Defense Secretary McNamara Testifies Before the Senate
At a press conference in Washington, Defense Secretary Robert McNamara displays a Chinese-made machine gun seized from the Viet Cong in South Vietnam, April 26, 1965 (source) |
Bill Downs
ABC Washington
February 24, 1967
Just about everyone in the country would agree, we think that it's Washington—not Chicago—which should be called the Windy City. And if there is any question that the mass production of words is the main manufacture of this city, then let the doubter try to lift only three months of Congressional Records during a normal session on Capitol Hill.
Which brings us to one of the most inclusive and important government documents published here in Washington at about this time every year. It's put out by the Pentagon and signed by the Secretary of Defense, and unofficially it's called the "military posture" report. This year the report is more than two hundred pages containing some 390,000 words—or about the length of three average-sized novels.
Defense Secretary McNamara presented it to the Senate Armed Services Committee this week, thus making public a global survey of America's estimate of the military and diplomatic state of the world and the probability of preserving the present piecemeal peace—and preventing a nuclear World War III.
Of course, we Pentagon reporters are allowed to see only the so-called "sanitized version" of the secretary's military posture survey. All military and diplomatic secrets are carefully screened out.
But each year the Pentagon makes public for all the world to see the best military, economic, political, and diplomatic estimates the US government can make of the state of American military power as compared with the actual potential threats to our national security around the world.
The McNamara report includes a frank discussion of the "strengths and weaknesses" among the Communist nations, and goes on to assess the condition of peace, or lack of it, in every other section of the globe. There's also a full review of the current condition of the US Army, Navy, Air Force, and Marines, plus the Pentagon plans for strengthening and improving them over the next five years.
Secretary McNamara calls it a "unique document" and unprecedented in the history of nations. Certainly the annual military posture survey is most eagerly sought after—by the military and political columnists who will feed off it for the next twelve months, by the members of Congress both favoring and critical of the Johnson Administration, and both by our friends as well as our enemies overseas who constantly assess the tremendous military power of the United States.

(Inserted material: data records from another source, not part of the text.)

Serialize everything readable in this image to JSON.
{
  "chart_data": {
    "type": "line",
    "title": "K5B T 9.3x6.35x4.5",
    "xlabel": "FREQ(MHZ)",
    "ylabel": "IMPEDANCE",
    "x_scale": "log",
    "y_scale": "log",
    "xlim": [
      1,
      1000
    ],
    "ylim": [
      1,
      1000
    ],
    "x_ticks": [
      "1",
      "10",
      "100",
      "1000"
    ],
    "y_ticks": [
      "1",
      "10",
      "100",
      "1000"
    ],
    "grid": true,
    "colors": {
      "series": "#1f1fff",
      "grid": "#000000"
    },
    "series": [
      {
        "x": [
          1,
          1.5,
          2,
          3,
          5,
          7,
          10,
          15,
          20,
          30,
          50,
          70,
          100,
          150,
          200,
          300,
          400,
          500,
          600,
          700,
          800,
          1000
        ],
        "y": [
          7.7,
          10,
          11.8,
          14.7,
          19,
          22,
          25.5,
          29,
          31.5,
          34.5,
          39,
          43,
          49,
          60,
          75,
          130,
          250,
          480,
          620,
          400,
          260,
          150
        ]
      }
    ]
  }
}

However, the true value and real measure of this carefully qualified exposure of America's defensive and offensive strength lies in the fact that such a report is published at all.
In these days of public debate over America's policies in Vietnam and charges of military and administrative penury, the military posture report, even the sanitized version, is not a statement from a weak, confused, or fearful government or its people.
Personally, we hope Secretary McNamara sends separate copies, airmail special delivery, to Moscow, Havana, Peking, and Hanoi.
This is Bill Downs for ABC News in Washington.